Updated guidelines make some useful — if obvious — points. Investigators should focus from the beginning on employees who actually commit the misconduct. Companies don't deserve credit for cooperating without fingering individual wrongdoers. And executives shouldn't be allowed to shift the blame to lowly minions.
Yet the new rules come off as little more than crisis management. Public baying for banker blood after the financial crisis led President Barack Obama in 2008 to create the Financial Fraud Enforcement Task Force. In the 2012 State of the Union address, he announced a financial crimes unit. Last February, his attorney general gave prosecutors 90 days to bring crisis-related cases against individuals. The results: depressingly few convictions of banking bigwigs.
The problem was rarely a lack of effort, though. Prosecutors surely would have loved to bring down the likes of former Countrywide boss Angelo Mozilo. Criminal cases, however, require evidence of intentional wrongdoing beyond a reasonable doubt. That's a high bar, especially when sophisticated executives can argue they followed the advice of lawyers and accountants. It's undoubtedly a big reason why investigations involving Lehman Brothers, IndyMac and others went nowhere.
Enforcers and regulators have plenty of room to improve, though. They could start by curbing the practice of setting aside rules that keep criminals from holding banking licenses or engaging in the securities business. Such waivers rendered guilty pleas from the likes of Citigroup, BNP Paribas and Royal Bank of Scotland essentially toothless.
Prosecutors also could pick their battles more sensibly. The 2009 acquittal of former Bear Stearns hedge fund managers was a predictable embarrassment.

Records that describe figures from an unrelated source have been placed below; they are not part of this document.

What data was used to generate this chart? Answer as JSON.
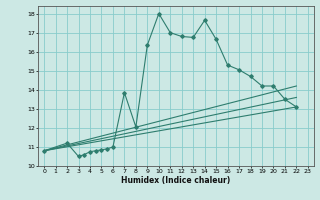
{
  "xlabel": "Humidex (Indice chaleur)",
  "background_color": "#cce8e4",
  "grid_color": "#88cccc",
  "line_color": "#2e7d6e",
  "xlim": [
    -0.5,
    23.5
  ],
  "ylim": [
    10,
    18.4
  ],
  "xticks": [
    0,
    1,
    2,
    3,
    4,
    5,
    6,
    7,
    8,
    9,
    10,
    11,
    12,
    13,
    14,
    15,
    16,
    17,
    18,
    19,
    20,
    21,
    22,
    23
  ],
  "yticks": [
    10,
    11,
    12,
    13,
    14,
    15,
    16,
    17,
    18
  ],
  "line1_x": [
    0,
    2,
    3,
    3.5,
    4,
    4.5,
    5,
    5.5,
    6,
    7,
    8,
    9,
    10,
    11,
    12,
    13,
    14,
    15,
    16,
    17,
    18,
    19,
    20,
    21,
    22
  ],
  "line1_y": [
    10.8,
    11.2,
    10.5,
    10.6,
    10.75,
    10.8,
    10.85,
    10.9,
    11.0,
    13.85,
    12.05,
    16.35,
    18.0,
    17.0,
    16.8,
    16.75,
    17.65,
    16.65,
    15.3,
    15.05,
    14.7,
    14.2,
    14.2,
    13.5,
    13.1
  ],
  "line2_x": [
    0,
    22
  ],
  "line2_y": [
    10.8,
    14.2
  ],
  "line3_x": [
    0,
    22
  ],
  "line3_y": [
    10.8,
    13.1
  ],
  "line4_x": [
    0,
    22
  ],
  "line4_y": [
    10.8,
    13.6
  ]
}
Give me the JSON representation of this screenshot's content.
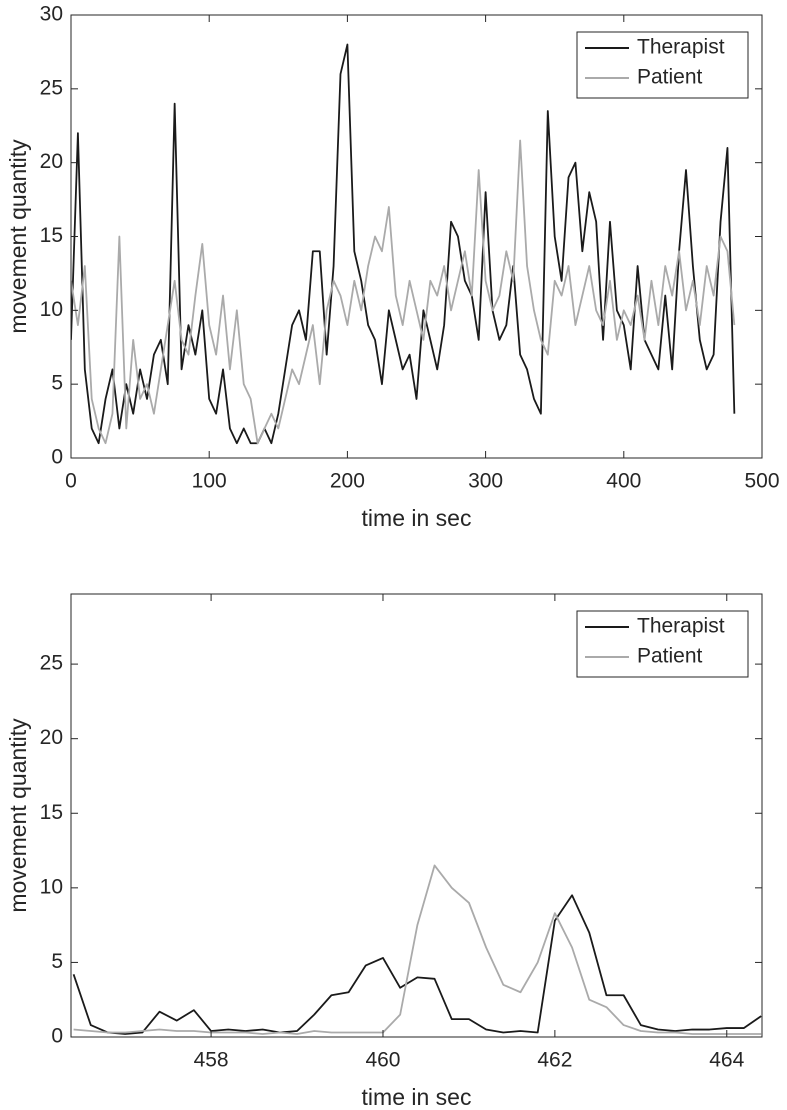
{
  "chart_data": [
    {
      "type": "line",
      "xlabel": "time in sec",
      "ylabel": "movement quantity",
      "x": [
        0,
        5,
        10,
        15,
        20,
        25,
        30,
        35,
        40,
        45,
        50,
        55,
        60,
        65,
        70,
        75,
        80,
        85,
        90,
        95,
        100,
        105,
        110,
        115,
        120,
        125,
        130,
        135,
        140,
        145,
        150,
        155,
        160,
        165,
        170,
        175,
        180,
        185,
        190,
        195,
        200,
        205,
        210,
        215,
        220,
        225,
        230,
        235,
        240,
        245,
        250,
        255,
        260,
        265,
        270,
        275,
        280,
        285,
        290,
        295,
        300,
        305,
        310,
        315,
        320,
        325,
        330,
        335,
        340,
        345,
        350,
        355,
        360,
        365,
        370,
        375,
        380,
        385,
        390,
        395,
        400,
        405,
        410,
        415,
        420,
        425,
        430,
        435,
        440,
        445,
        450,
        455,
        460,
        465,
        470,
        475,
        480
      ],
      "series": [
        {
          "name": "Therapist",
          "color": "#1a1a1a",
          "values": [
            8,
            22,
            6,
            2,
            1,
            4,
            6,
            2,
            5,
            3,
            6,
            4,
            7,
            8,
            5,
            24,
            6,
            9,
            7,
            10,
            4,
            3,
            6,
            2,
            1,
            2,
            1,
            1,
            2,
            1,
            3,
            6,
            9,
            10,
            8,
            14,
            14,
            7,
            13,
            26,
            28,
            14,
            12,
            9,
            8,
            5,
            10,
            8,
            6,
            7,
            4,
            10,
            8,
            6,
            9,
            16,
            15,
            12,
            11,
            8,
            18,
            10,
            8,
            9,
            13,
            7,
            6,
            4,
            3,
            23.5,
            15,
            12,
            19,
            20,
            14,
            18,
            16,
            8,
            16,
            10,
            9,
            6,
            13,
            8,
            7,
            6,
            11,
            6,
            14,
            19.5,
            13,
            8,
            6,
            7,
            16,
            21,
            3
          ]
        },
        {
          "name": "Patient",
          "color": "#aaaaaa",
          "values": [
            12,
            9,
            13,
            4,
            2,
            1,
            3,
            15,
            2,
            8,
            4,
            5,
            3,
            6,
            9,
            12,
            8,
            7,
            11,
            14.5,
            9,
            7,
            11,
            6,
            10,
            5,
            4,
            1,
            2,
            3,
            2,
            4,
            6,
            5,
            7,
            9,
            5,
            10,
            12,
            11,
            9,
            12,
            10,
            13,
            15,
            14,
            17,
            11,
            9,
            12,
            10,
            8,
            12,
            11,
            13,
            10,
            12,
            14,
            11,
            19.5,
            12,
            10,
            11,
            14,
            12,
            21.5,
            13,
            10,
            8,
            7,
            12,
            11,
            13,
            9,
            11,
            13,
            10,
            9,
            12,
            8,
            10,
            9,
            11,
            8,
            12,
            9,
            13,
            11,
            14,
            10,
            12,
            9,
            13,
            11,
            15,
            14,
            9
          ]
        }
      ],
      "xlim": [
        0,
        500
      ],
      "xticks": [
        0,
        100,
        200,
        300,
        400,
        500
      ],
      "ylim": [
        0,
        30
      ],
      "yticks": [
        0,
        5,
        10,
        15,
        20,
        25,
        30
      ],
      "grid": false,
      "legend": "northeast"
    },
    {
      "type": "line",
      "xlabel": "time in sec",
      "ylabel": "movement quantity",
      "x": [
        456.4,
        456.6,
        456.8,
        457.0,
        457.2,
        457.4,
        457.6,
        457.8,
        458.0,
        458.2,
        458.4,
        458.6,
        458.8,
        459.0,
        459.2,
        459.4,
        459.6,
        459.8,
        460.0,
        460.2,
        460.4,
        460.6,
        460.8,
        461.0,
        461.2,
        461.4,
        461.6,
        461.8,
        462.0,
        462.2,
        462.4,
        462.6,
        462.8,
        463.0,
        463.2,
        463.4,
        463.6,
        463.8,
        464.0,
        464.2,
        464.4
      ],
      "series": [
        {
          "name": "Therapist",
          "color": "#1a1a1a",
          "values": [
            4.2,
            0.8,
            0.3,
            0.2,
            0.3,
            1.7,
            1.1,
            1.8,
            0.4,
            0.5,
            0.4,
            0.5,
            0.3,
            0.4,
            1.5,
            2.8,
            3.0,
            4.8,
            5.3,
            3.3,
            4.0,
            3.9,
            1.2,
            1.2,
            0.5,
            0.3,
            0.4,
            0.3,
            7.8,
            9.5,
            7.0,
            2.8,
            2.8,
            0.8,
            0.5,
            0.4,
            0.5,
            0.5,
            0.6,
            0.6,
            1.4
          ]
        },
        {
          "name": "Patient",
          "color": "#aaaaaa",
          "values": [
            0.5,
            0.4,
            0.3,
            0.3,
            0.4,
            0.5,
            0.4,
            0.4,
            0.3,
            0.3,
            0.3,
            0.2,
            0.3,
            0.2,
            0.4,
            0.3,
            0.3,
            0.3,
            0.3,
            1.5,
            7.5,
            11.5,
            10.0,
            9.0,
            6.0,
            3.5,
            3.0,
            5.0,
            8.3,
            6.0,
            2.5,
            2.0,
            0.8,
            0.4,
            0.3,
            0.3,
            0.2,
            0.2,
            0.2,
            0.2,
            0.2
          ]
        }
      ],
      "xlim": [
        456.37,
        464.41
      ],
      "xticks": [
        458,
        460,
        462,
        464
      ],
      "ylim": [
        0,
        29.7
      ],
      "yticks": [
        0,
        5,
        10,
        15,
        20,
        25
      ],
      "grid": false,
      "legend": "northeast"
    }
  ]
}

The failure to nab a former mid-level Citigroup executive for selling dodgy mortgage securities exposed a weak case. Insider trading convictions grab headlines but don't address most financial misconduct.
Bone-headed bets are, of course, far more common on Wall Street than is criminal wrongdoing. That shouldn't dissuade lawmen from keeping vigilant watch. The C-suite won't be intimidated, though, until they start walking the walk.